Geometry of Spinning Ellis Wormholes

TL;DR

This paper provides a comprehensive analysis of spinning Ellis wormholes supported by phantom fields, exploring their geometric properties, global charges, and relation to extremal Kerr black holes, including geodesic behavior and bound orbits.

Contribution

It introduces detailed solutions for spinning Ellis wormholes, including mass formulas, quadrupole moments, and geometric features, highlighting their connection to extremal Kerr black holes.

Findings

Symmetric and non-symmetric wormholes have different global charge properties.

Wormholes possess limiting configurations akin to extremal Kerr black holes.
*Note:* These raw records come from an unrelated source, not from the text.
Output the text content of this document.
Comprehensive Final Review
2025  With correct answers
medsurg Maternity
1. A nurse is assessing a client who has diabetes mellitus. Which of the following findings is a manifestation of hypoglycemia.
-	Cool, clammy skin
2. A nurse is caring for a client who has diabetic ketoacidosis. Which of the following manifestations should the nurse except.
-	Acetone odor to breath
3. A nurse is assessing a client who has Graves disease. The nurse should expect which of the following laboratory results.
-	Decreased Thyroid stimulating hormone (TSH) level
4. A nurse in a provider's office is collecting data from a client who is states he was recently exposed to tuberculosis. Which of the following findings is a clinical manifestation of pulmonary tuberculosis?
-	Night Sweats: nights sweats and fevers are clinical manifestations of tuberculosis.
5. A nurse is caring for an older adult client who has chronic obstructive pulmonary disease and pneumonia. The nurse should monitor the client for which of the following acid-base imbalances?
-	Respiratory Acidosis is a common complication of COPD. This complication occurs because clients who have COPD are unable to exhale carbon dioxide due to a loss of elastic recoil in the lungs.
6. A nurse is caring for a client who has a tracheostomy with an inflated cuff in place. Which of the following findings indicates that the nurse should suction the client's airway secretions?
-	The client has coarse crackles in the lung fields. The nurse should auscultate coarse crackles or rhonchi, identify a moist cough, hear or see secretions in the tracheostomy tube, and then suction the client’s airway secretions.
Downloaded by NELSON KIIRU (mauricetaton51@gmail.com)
Geodesic analysis reveals the existence of bound orbits within these wormholes.

Abstract

We give a detailed account of the properties of spinning Ellis wormholes, supported by a phantom field. The general set of solutions depends on three parameters, associated with the size of the throat, the rotation and the symmetry of the solutions. For symmetric wormholes the global charges possess the same values in both asymptotic regions, while this is no longer the case for non-symmetric wormholes. We present mass formulae for these wormholes, study their quadrupole moments, and discuss the geometry of their throat and their ergoregion. We demonstrate, that these wormholes possess limiting configurations corresponding to an extremal Kerr black hole. Moreover, we analyze the geodesics of these wormholes, and show that they possess bound orbits.